340B Payment Policy 

The 340B Final Remedy rule finalized changes to the calculation of the OPPS conversion factor applicable to non-drug items and services beginning in 2026. Specifically, the rule codified a 0.5 percent reduction in the OPPS conversion factor applicable to non-drug items and services, excluding hospitals that enrolled in Medicare after January 1, 2018.  This 0.5 percent reduction would remain in effect until the estimated aggregate payment reduction reached the $7.8 billion of increased non-drug item and services payments made from 2018 through 2022, which CMS estimated would occur in 2041. This prospective offset aimed to balance the goal of restoring hospitals to their financial position had the original 340B policy never existed, while avoiding burdening them with an immediate single year recovery. 

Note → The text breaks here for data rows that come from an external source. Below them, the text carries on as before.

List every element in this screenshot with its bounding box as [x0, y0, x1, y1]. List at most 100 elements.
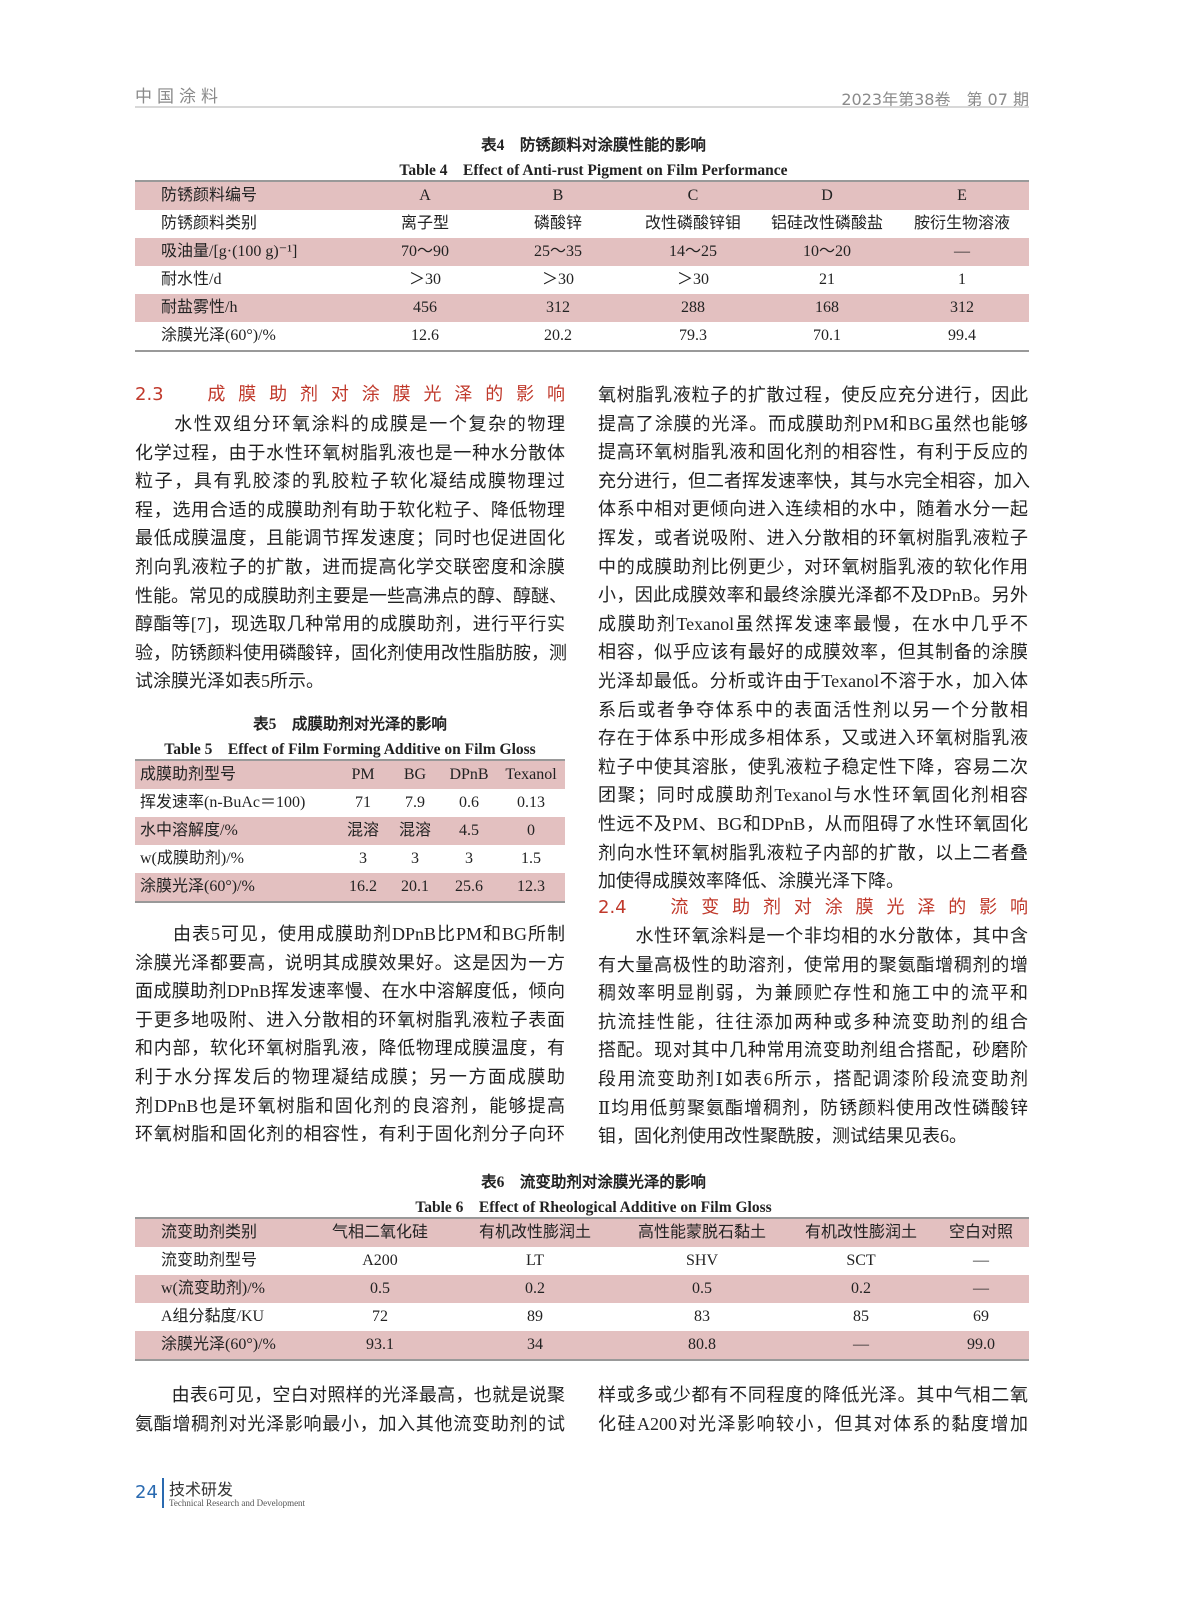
- table-row: 涂膜光泽(60°)/% 93.1 34 80.8 — 99.0: [135, 1331, 1029, 1359]
- table-cell: 有机改性膨润土: [804, 1224, 918, 1241]
- table-cell: C: [687, 187, 699, 204]
- table-cell: 85: [853, 1308, 869, 1325]
- table-cell: 12.6: [411, 327, 439, 344]
- footer-divider: [162, 1478, 164, 1508]
- table-cell: 25～35: [533, 243, 583, 260]
- table-row: 水中溶解度/% 混溶 混溶 4.5 0: [135, 817, 565, 845]
- table-cell: LT: [525, 1252, 545, 1269]
- row-label: 成膜助剂型号: [140, 766, 237, 783]
- table6-title-en: Table 6 Effect of Rheological Additive o…: [415, 1199, 772, 1216]
- text-line: 环氧树脂和固化剂的相容性，有利于固化剂分子向环: [135, 1124, 565, 1145]
- row-label: 涂膜光泽(60°)/%: [161, 1336, 276, 1353]
- table-cell: D: [821, 187, 833, 204]
- text-line: 验，防锈颜料使用磷酸锌，固化剂使用改性脂肪胺，测: [135, 642, 567, 663]
- text-line: 和内部，软化环氧树脂乳液，降低物理成膜温度，有: [135, 1038, 565, 1059]
- text-line: 样或多或少都有不同程度的降低光泽。其中气相二氧: [598, 1385, 1028, 1405]
- table-row: 防锈颜料类别 离子型 磷酸锌 改性磷酸锌钼 铝硅改性磷酸盐 胺衍生物溶液: [135, 210, 1029, 238]
- row-label: 耐盐雾性/h: [161, 299, 238, 316]
- table-cell: 1: [958, 271, 966, 288]
- table-cell: 1.5: [521, 850, 541, 867]
- text-line: 性能。常见的成膜助剂主要是一些高沸点的醇、醇醚、: [135, 585, 567, 606]
- text-line: 氧树脂乳液粒子的扩散过程，使反应充分进行，因此: [598, 385, 1028, 405]
- row-label: 防锈颜料编号: [161, 187, 258, 204]
- text-line: 由表5可见，使用成膜助剂DPnB比PM和BG所制: [135, 924, 565, 944]
- table-cell: 气相二氧化硅: [331, 1224, 429, 1241]
- text-line: 成膜助剂Texanol虽然挥发速率最慢，在水中几乎不: [598, 613, 1028, 634]
- text-line: 最低成膜温度，且能调节挥发速度；同时也促进固化: [135, 528, 565, 549]
- text-line: 化学过程，由于水性环氧树脂乳液也是一种水分散体: [135, 442, 565, 463]
- text-line: 挥发，或者说吸附、进入分散相的环氧树脂乳液粒子: [598, 528, 1028, 548]
- text-line: 存在于体系中形成多相体系，又或进入环氧树脂乳液: [598, 728, 1028, 749]
- text-line: 稠效率明显削弱，为兼顾贮存性和施工中的流平和: [598, 983, 1028, 1004]
- table-cell: A200: [362, 1252, 398, 1269]
- table-cell: 0.5: [370, 1280, 390, 1297]
- table-cell: ＞30: [541, 271, 575, 288]
- table-cell: A: [419, 187, 431, 204]
- text-line: 粒子，具有乳胶漆的乳胶粒子软化凝结成膜物理过: [135, 471, 565, 492]
- table-cell: 21: [819, 271, 835, 288]
- issue-info: 2023年第38卷 第 07 期: [841, 90, 1029, 109]
- text-line: 水性双组分环氧涂料的成膜是一个复杂的物理: [135, 414, 565, 434]
- table-cell: PM: [351, 766, 375, 783]
- table-cell: 胺衍生物溶液: [913, 215, 1011, 232]
- table-row: 耐盐雾性/h 456 312 288 168 312: [135, 294, 1029, 322]
- table5: 成膜助剂型号 PM BG DPnB Texanol 挥发速率(n-BuAc＝100) 71 7…: [135, 759, 565, 903]
- table-cell: SCT: [846, 1252, 876, 1269]
- table-cell: 83: [694, 1308, 710, 1325]
- table-cell: 168: [815, 299, 839, 316]
- table-cell: 离子型: [400, 215, 450, 232]
- text-line: 醇酯等[7]，现选取几种常用的成膜助剂，进行平行实: [135, 614, 565, 635]
- table-cell: 99.0: [967, 1336, 995, 1353]
- footer-section-en: Technical Research and Development: [169, 1498, 306, 1508]
- text-line: 抗流挂性能，往往添加两种或多种流变助剂的组合: [598, 1011, 1028, 1032]
- text-line: 系后或者争夺体系中的表面活性剂以另一个分散相: [598, 699, 1028, 720]
- text-line: 加使得成膜效率降低、涂膜光泽下降。: [598, 871, 904, 892]
- table-cell: 混溶: [346, 822, 380, 839]
- text-line: 程，选用合适的成膜助剂有助于软化粒子、降低物理: [135, 499, 565, 520]
- text-line: 剂向水性环氧树脂乳液粒子内部的扩散，以上二者叠: [598, 842, 1028, 863]
- text-line: 化硅A200对光泽影响较小，但其对体系的黏度增加: [598, 1413, 1028, 1434]
- table-cell: 混溶: [398, 822, 432, 839]
- footer-section-cn: 技术研发: [169, 1480, 234, 1499]
- table-cell: —: [973, 1252, 989, 1269]
- table-cell: —: [853, 1336, 869, 1353]
- table-cell: 70.1: [813, 327, 841, 344]
- text-line: 由表6可见，空白对照样的光泽最高，也就是说聚: [135, 1385, 565, 1405]
- text-line: 粒子中使其溶胀，使乳液粒子稳定性下降，容易二次: [598, 756, 1028, 777]
- text-line: 提高环氧树脂乳液和固化剂的相容性，有利于反应的: [598, 442, 1028, 463]
- table-row: 流变助剂型号 A200 LT SHV SCT —: [135, 1247, 1029, 1275]
- text-line: 提高了涂膜的光泽。而成膜助剂PM和BG虽然也能够: [598, 413, 1028, 434]
- table-row: 涂膜光泽(60°)/% 16.2 20.1 25.6 12.3: [135, 873, 565, 901]
- table6: 流变助剂类别 气相二氧化硅 有机改性膨润土 高性能蒙脱石黏土 有机改性膨润土 空白对照 流变…: [135, 1217, 1029, 1361]
- text-line: 充分进行，但二者挥发速率快，其与水完全相容，加入: [598, 470, 1030, 491]
- table-row: 涂膜光泽(60°)/% 12.6 20.2 79.3 70.1 99.4: [135, 322, 1029, 350]
- table-row: w(流变助剂)/% 0.5 0.2 0.5 0.2 —: [135, 1275, 1029, 1303]
- table-cell: 312: [950, 299, 974, 316]
- table-cell: 89: [527, 1308, 543, 1325]
- row-label: 流变助剂类别: [161, 1224, 258, 1241]
- table-row: 成膜助剂型号 PM BG DPnB Texanol: [135, 761, 565, 789]
- row-label: 水中溶解度/%: [140, 822, 238, 839]
- table-row: w(成膜助剂)/% 3 3 3 1.5: [135, 845, 565, 873]
- text-line: 剂DPnB也是环氧树脂和固化剂的良溶剂，能够提高: [135, 1095, 565, 1116]
- table-cell: 0.6: [459, 794, 479, 811]
- table-cell: 70～90: [400, 243, 450, 260]
- table-row: A组分黏度/KU 72 89 83 85 69: [135, 1303, 1029, 1331]
- table5-title-cn: 表5 成膜助剂对光泽的影响: [253, 716, 447, 733]
- table-cell: 0.5: [692, 1280, 712, 1297]
- header-divider: [135, 106, 1029, 108]
- text-line: 体系中相对更倾向进入连续相的水中，随着水分一起: [598, 499, 1028, 520]
- table-cell: B: [552, 187, 564, 204]
- table4-title-en: Table 4 Effect of Anti-rust Pigment on F…: [399, 162, 788, 179]
- text-line: 涂膜光泽都要高，说明其成膜效果好。这是因为一方: [135, 952, 565, 973]
- text-line: 有大量高极性的助溶剂，使常用的聚氨酯增稠剂的增: [598, 954, 1028, 975]
- table-cell: 14～25: [668, 243, 718, 260]
- table-cell: 71: [355, 794, 371, 811]
- table-cell: 16.2: [349, 878, 377, 895]
- journal-name: 中国涂料: [135, 87, 223, 107]
- table6-title-cn: 表6 流变助剂对涂膜光泽的影响: [481, 1174, 706, 1191]
- table-cell: 高性能蒙脱石黏土: [637, 1224, 767, 1241]
- table-cell: 456: [413, 299, 437, 316]
- table-cell: 有机改性膨润土: [478, 1224, 592, 1241]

After subsequent reconsideration of balancing these two goals, CMS has determined a shorter timeframe to be more appropriate. Consequently, CMS is proposing to revise the annual offset percentage for non-drug items and services from 0.5 percent to two percent effective 2026, excluding hospitals that enrolled in Medicare after January 1, 2018.  This two percent reduction would remain in effect until the estimated payment reduction reaches $7.8 billion, which CMS estimates will occur in 2031.

Skin Substitutes

Since 2014, CMS has unconditionally packaged skin substitute products furnished in the outpatient hospital setting into their associated application procedures as part of a broader policy to package all drugs and biologicals that function as supplies when used in a surgical procedure. The agency currently divides the skin substitutes into a high-cost group and a low-cost group, to ensure adequate resource homogeneity among APC assignments for the skin substitute application procedures. This payment approach differs from the payment policy for skin substitutes furnished in the non-facility setting, where skin substitute products are paid under the ASP plus 6 percent payment methodology. 

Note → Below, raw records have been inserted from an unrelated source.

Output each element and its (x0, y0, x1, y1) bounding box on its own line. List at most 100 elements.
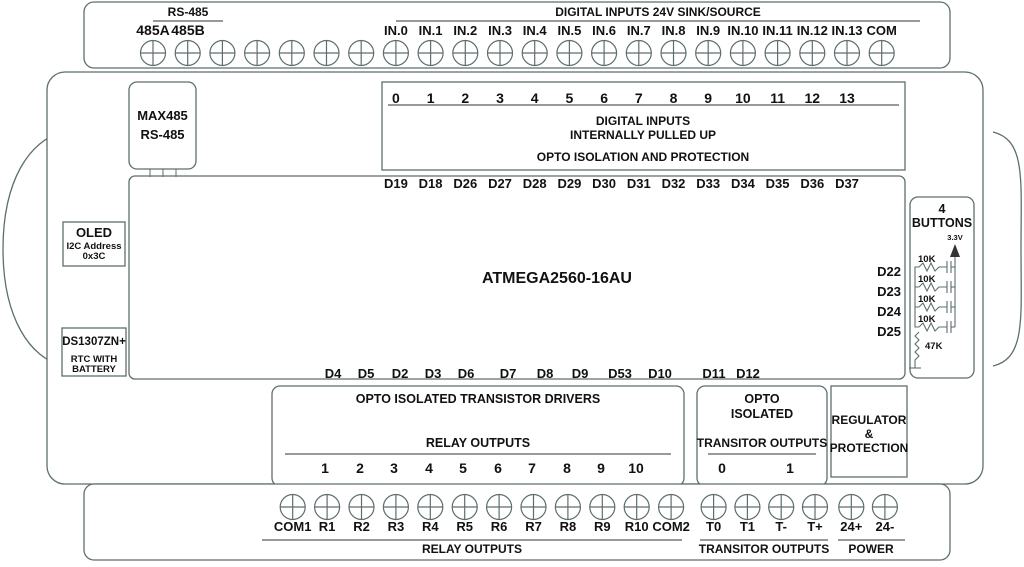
svg-text:RELAY OUTPUTS: RELAY OUTPUTS (426, 436, 530, 450)
svg-text:9: 9 (597, 460, 605, 476)
svg-text:D25: D25 (877, 324, 901, 339)
svg-text:IN.10: IN.10 (727, 23, 758, 38)
svg-text:IN.4: IN.4 (523, 23, 548, 38)
svg-text:6: 6 (600, 90, 608, 106)
svg-text:10K: 10K (918, 274, 936, 285)
svg-text:D30: D30 (592, 176, 616, 191)
svg-text:DIGITAL INPUTS 24V SINK/SOURCE: DIGITAL INPUTS 24V SINK/SOURCE (555, 5, 761, 19)
svg-text:D32: D32 (662, 176, 686, 191)
svg-text:D5: D5 (358, 366, 375, 381)
svg-text:D31: D31 (627, 176, 651, 191)
svg-text:1: 1 (427, 90, 435, 106)
svg-text:RS-485: RS-485 (140, 127, 184, 142)
svg-text:8: 8 (563, 460, 571, 476)
svg-text:IN.5: IN.5 (557, 23, 581, 38)
svg-text:D6: D6 (458, 366, 475, 381)
svg-text:COM: COM (867, 23, 897, 38)
svg-text:3.3V: 3.3V (947, 233, 962, 242)
svg-text:TRANSITOR OUTPUTS: TRANSITOR OUTPUTS (697, 436, 827, 450)
svg-text:D29: D29 (557, 176, 581, 191)
svg-text:24-: 24- (876, 519, 895, 534)
svg-text:3: 3 (496, 90, 504, 106)
svg-text:485B: 485B (171, 22, 204, 38)
svg-text:5: 5 (459, 460, 467, 476)
svg-text:R5: R5 (456, 519, 473, 534)
svg-text:IN.13: IN.13 (831, 23, 862, 38)
svg-text:D23: D23 (877, 284, 901, 299)
svg-text:D33: D33 (696, 176, 720, 191)
svg-text:MAX485: MAX485 (137, 108, 188, 123)
svg-text:T1: T1 (740, 519, 755, 534)
svg-text:R1: R1 (319, 519, 336, 534)
svg-text:47K: 47K (925, 341, 943, 352)
svg-text:REGULATOR: REGULATOR (832, 413, 907, 427)
svg-text:ATMEGA2560-16AU: ATMEGA2560-16AU (482, 270, 632, 287)
svg-text:&: & (865, 427, 874, 441)
svg-text:D36: D36 (800, 176, 824, 191)
svg-text:D37: D37 (835, 176, 859, 191)
svg-text:IN.1: IN.1 (419, 23, 443, 38)
svg-text:2: 2 (356, 460, 364, 476)
svg-text:7: 7 (528, 460, 536, 476)
svg-text:IN.7: IN.7 (627, 23, 651, 38)
svg-text:2: 2 (461, 90, 469, 106)
svg-text:11: 11 (770, 90, 785, 106)
svg-text:R6: R6 (491, 519, 508, 534)
svg-text:12: 12 (805, 90, 821, 106)
svg-text:1: 1 (321, 460, 329, 476)
svg-text:INTERNALLY PULLED UP: INTERNALLY PULLED UP (570, 128, 716, 142)
svg-text:IN.0: IN.0 (384, 23, 408, 38)
svg-text:COM2: COM2 (652, 519, 690, 534)
svg-text:RS-485: RS-485 (168, 5, 209, 19)
svg-text:RELAY OUTPUTS: RELAY OUTPUTS (422, 542, 522, 556)
svg-text:D26: D26 (453, 176, 477, 191)
svg-text:1: 1 (786, 460, 794, 476)
svg-text:D34: D34 (731, 176, 756, 191)
svg-text:IN.9: IN.9 (696, 23, 720, 38)
svg-text:R7: R7 (525, 519, 542, 534)
svg-text:24+: 24+ (840, 519, 862, 534)
svg-text:D53: D53 (608, 366, 632, 381)
svg-text:R4: R4 (422, 519, 439, 534)
svg-text:D2: D2 (392, 366, 409, 381)
svg-text:485A: 485A (136, 22, 169, 38)
svg-text:D8: D8 (537, 366, 554, 381)
svg-text:D19: D19 (384, 176, 408, 191)
svg-text:R10: R10 (625, 519, 649, 534)
svg-text:R8: R8 (560, 519, 577, 534)
svg-text:10: 10 (628, 460, 644, 476)
svg-text:13: 13 (839, 90, 855, 106)
svg-text:BUTTONS: BUTTONS (912, 216, 972, 230)
svg-text:6: 6 (494, 460, 502, 476)
svg-text:D11: D11 (702, 366, 725, 381)
svg-text:OPTO: OPTO (744, 392, 779, 406)
svg-text:IN.6: IN.6 (592, 23, 616, 38)
svg-text:D35: D35 (766, 176, 790, 191)
svg-text:T-: T- (775, 519, 787, 534)
svg-text:4: 4 (939, 202, 946, 216)
svg-text:R2: R2 (353, 519, 370, 534)
svg-text:D24: D24 (877, 304, 902, 319)
svg-text:0x3C: 0x3C (83, 251, 106, 262)
svg-text:TRANSITOR OUTPUTS: TRANSITOR OUTPUTS (699, 542, 829, 556)
svg-text:R9: R9 (594, 519, 611, 534)
svg-text:D9: D9 (572, 366, 589, 381)
svg-text:7: 7 (635, 90, 643, 106)
svg-text:10K: 10K (918, 314, 936, 325)
svg-text:T0: T0 (706, 519, 721, 534)
svg-text:ISOLATED: ISOLATED (731, 407, 793, 421)
svg-text:0: 0 (392, 90, 400, 106)
svg-text:R3: R3 (388, 519, 405, 534)
svg-text:D18: D18 (419, 176, 443, 191)
svg-text:4: 4 (425, 460, 433, 476)
svg-text:OLED: OLED (76, 225, 112, 240)
svg-text:10K: 10K (918, 294, 936, 305)
svg-text:POWER: POWER (848, 542, 894, 556)
svg-text:D22: D22 (877, 264, 901, 279)
svg-text:OPTO ISOLATED TRANSISTOR DRIVE: OPTO ISOLATED TRANSISTOR DRIVERS (356, 392, 600, 406)
svg-text:DIGITAL INPUTS: DIGITAL INPUTS (596, 114, 690, 128)
svg-text:10K: 10K (918, 254, 936, 265)
svg-text:DS1307ZN+: DS1307ZN+ (62, 336, 126, 348)
svg-text:D3: D3 (425, 366, 442, 381)
svg-text:D27: D27 (488, 176, 512, 191)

For 2026, CMS is proposing to unpackage skin substitute products from the application services and establish several APCs based on relevant product characteristics, rather than based on stated prices for provision of these products when they are used during a covered application procedure paid under the OPPS (described by CPT codes 15271-15278). CMS is also proposing to align skin substitute categorization consistent with their FDA regulatory status.

For 2026, CMS is proposing to use a single payment rate for these three categories of skin substitute products.  In future years, the agency intends that payment rates would differentiate between the three FDA regulatory categories.  The proposed payment policy for skin substitutes in the physician office setting is provided in the 2026 Physician Fee Schedule (PFS) proposed rule.